Sudah tidak asing lagi bagi kita baik melihat ataupun mendengar laporan dan kasus atas kekerasan maupun pelecehan yang dialami oleh wanita. Tidak ada tempat yang benar-benar aman bagi mereka. Baik di ruang umum, media sosial, sekolah, ruang kerja, bahkan rumah sendiri bisa menjadi tempat terjadinya kekerasan seksual. Pakaian yang mereka pakai, terbuka atau tertutup tidak menjadi penentu atas kemungkinan mereka untuk dilecehkan. Namun, seringkali media mengekspos korban pada berita yang mereka unggah, sehingga menimbulkan opini mengena korban yang menjadi penyebab terjadinya kasus tersebut. Pada akhirnya, korban selain mengalami trauma akibat dari tindak kekerasan/pelecehan, mereka juga harus menanggung sanksi sosial yang tidak seharusnya mereka dapat.
Selain itu, di zaman sekarang di mana teknologi Artificial Intellegent (AI) dapat diakses semua orang dengan gawai yang mereka miliki. Terdapat banyak kasus di mana para wanita mendapati foto wajah mereka yang sudah diedit sedemikian rupa menggunakan AI menjadi foto yang tidak senonoh oleh orang-orang yang tidak bertanggung jawab. Selain itu, tidak jarang juga foto tersebut digunakan sebagai ancaman pada korban sehingga korban terkadang merasa tidak memiliki pilihan dan menuruti kemauan pelaku. Hal ini membuat perempuan tidak dapat merasa aman bahkan di akun pribadi media sosialnya. Hanya dengan foto wajah yang lalu diubah menggunakan AI oleh orang jahat, dapat mencoreng nama baik perempuan tersebut.
Menteri PPPA menjelaskan kekerasan terhadap perempuan usia 15-64 tahun menurun dari 9,4 persen pada 2016 menjadi 6,6 persen di 2024. Sedangkan prevalensi kekerasan terhadap anak-anak yaitu anak laki-laki, prevalensi turun dari 61,7 persen pada 2018 menjadi 49,83 persen, dan untuk anak perempuan dari 62 persen menjadi 51,78 persen. Kondisi ini menurut Menteri PPPA menunjukkan bahwa intervensi yang dilakukan oleh pemerintah dan berbagai pihak telah berjalan dengan baik (Kemen PPA, 2024). Walaupun persentase menurun, kasus kekerasan maupun pelecehan yang terjadi masih sangat tinggi. Bahkan tidak jarang berakhir mengorbankan nyawa. Hal tersebut dapat terjadi akibat dari ketakutan korban mengenai stigma masyarakat sebagai korban kekerasan seksual dan hukum Indonesia yang belum cukup tegas dalam menghukum pelaku maupun melindungi korban. Terutama, apabila pelaku merupakan orang yang memiliki kekuasaan tinggi.

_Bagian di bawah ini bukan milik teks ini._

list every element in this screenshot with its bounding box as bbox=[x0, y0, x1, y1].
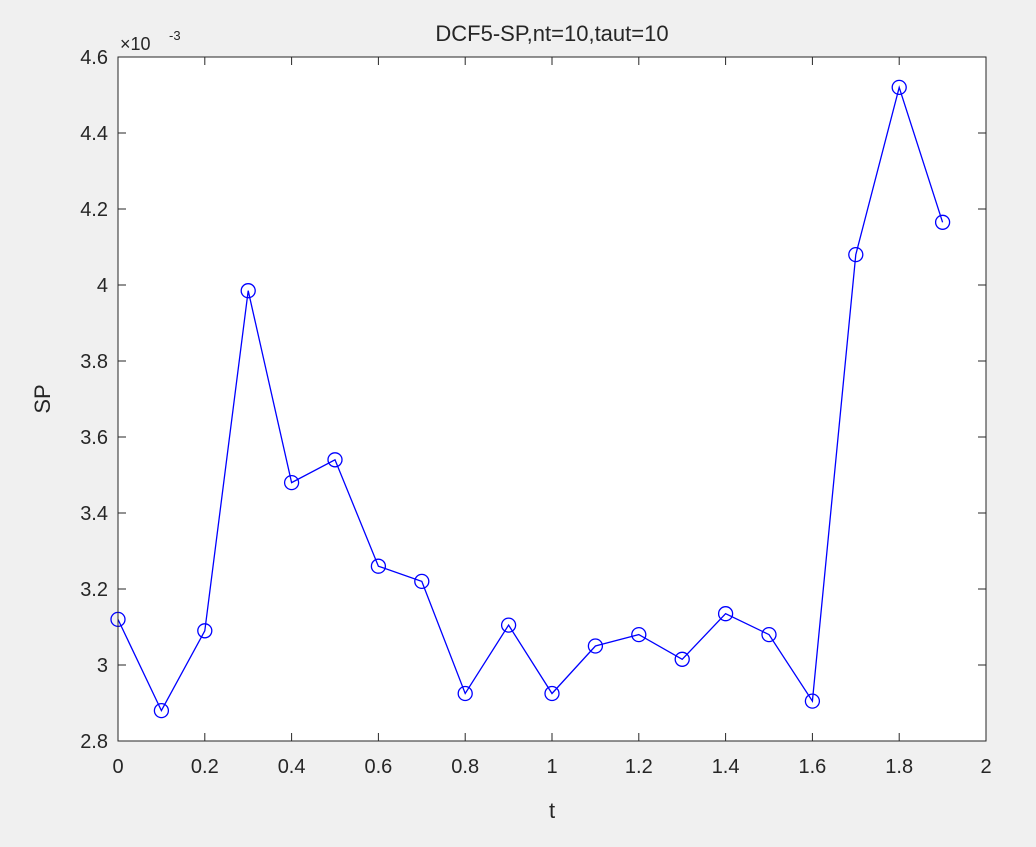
data-point bbox=[500, 617, 517, 633]
x-tick-label: 1.4 bbox=[712, 756, 740, 778]
data-point bbox=[457, 685, 473, 702]
x-tick-label: 0.2 bbox=[191, 756, 219, 778]
y-tick-label: 4.4 bbox=[80, 123, 108, 145]
axes-box bbox=[117, 56, 987, 742]
y-tick-label: 3 bbox=[97, 655, 108, 677]
data-point bbox=[370, 558, 387, 574]
x-tick-label: 1.6 bbox=[798, 756, 826, 778]
x-axis-label: t bbox=[549, 798, 555, 823]
y-tick-label: 3.4 bbox=[80, 503, 108, 525]
data-point bbox=[197, 623, 213, 639]
chart-title: DCF5-SP,nt=10,taut=10 bbox=[435, 21, 668, 46]
x-tick-label: 2 bbox=[980, 756, 991, 778]
data-point bbox=[283, 474, 300, 491]
data-point bbox=[414, 573, 430, 590]
y-tick-label: 4.6 bbox=[80, 47, 108, 69]
data-point bbox=[761, 626, 777, 643]
x-tick-label: 1.8 bbox=[885, 756, 913, 778]
y-axis-label: SP bbox=[30, 384, 55, 413]
x-tick-label: 1.2 bbox=[625, 756, 653, 778]
x-tick-label: 0 bbox=[112, 756, 123, 778]
plot-area bbox=[118, 57, 986, 741]
y-tick-label: 3.2 bbox=[80, 579, 108, 601]
y-exponent-power: -3 bbox=[169, 28, 181, 43]
data-point bbox=[153, 702, 170, 719]
x-tick-label: 1 bbox=[546, 756, 557, 778]
y-tick-label: 4 bbox=[97, 275, 108, 297]
series-line bbox=[117, 85, 944, 713]
x-tick-label: 0.6 bbox=[364, 756, 392, 778]
data-point bbox=[544, 685, 560, 702]
data-point bbox=[848, 246, 864, 263]
data-point bbox=[240, 283, 256, 299]
y-exponent-label: ×10 -3 bbox=[120, 28, 181, 54]
data-point bbox=[934, 214, 951, 230]
data-point bbox=[804, 693, 821, 709]
data-point bbox=[717, 606, 734, 622]
y-exponent-base: ×10 bbox=[120, 34, 151, 54]
data-point bbox=[631, 626, 647, 643]
x-tick-label: 0.8 bbox=[451, 756, 479, 778]
data-point bbox=[327, 452, 343, 468]
y-tick-label: 3.6 bbox=[80, 427, 108, 449]
y-tick-label: 2.8 bbox=[80, 731, 108, 753]
data-point bbox=[674, 651, 690, 667]
data-point bbox=[587, 638, 604, 654]
y-tick-label: 4.2 bbox=[80, 199, 108, 221]
x-tick-label: 0.4 bbox=[278, 756, 306, 778]
data-point bbox=[891, 79, 907, 96]
y-tick-label: 3.8 bbox=[80, 351, 108, 373]
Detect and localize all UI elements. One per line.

Menurut United Nations Entity for Gender Equality and the Empowerment of Women (UN Women), di seluruh dunia terdapat 1 dari 3 wanita yang telah mengalami kekerasan seksual maupun fisik. Angka ini akan jauh lebih tinggi apabila menghitung kasus pelecehan seksual yang dialami wanita. Sedangkan menurut United Nations Children's Fund (UNICEF) lebih dari 370 juta wanita yang hidup saat ini, atau 1 dari 8 wanita mengalami Tindakan kekerasan seksual sebelum menginjak usia 18 tahun. Dan apabila termasuk dengan tindakan pelecehan verbal atau melalui media sosial, angka tersebut meningkat menjadi 650 juta secara global, di mana sekitar 1 hingga 5 wanita yang menjadi korban. Yang mana tidak adil rasanya karena terkadang pelaku dilepas begitu saja karena "kurangnya" bukti.
Tak jarang pula korban yang melapor malah diterlantarkan dan disepelekan. Sehingga terjadi hal yang tidak diinginkan, seperti didapati korban telah bunuh diri, korban yang balas dendam langsung kepada pelaku, atau korban yang akhirnya kehilangan akal sehatnya karena belum mendapatkan keadilan. Bahkan banyak kasus di mana perlu diviralkan terlebih dahulu baru ditindaklanjuti dan diusut. Hal seperti ini yang menjadi keresahan para wanita, di mana mereka tidak memiliki tempat aman dan hukum pun tidak memihak mereka. Lantas siapa yang membela korban? Bagaimana wanita dapat hidup dengan aman dan nyaman? Di mana hak wanita untuk hidup dengan layak?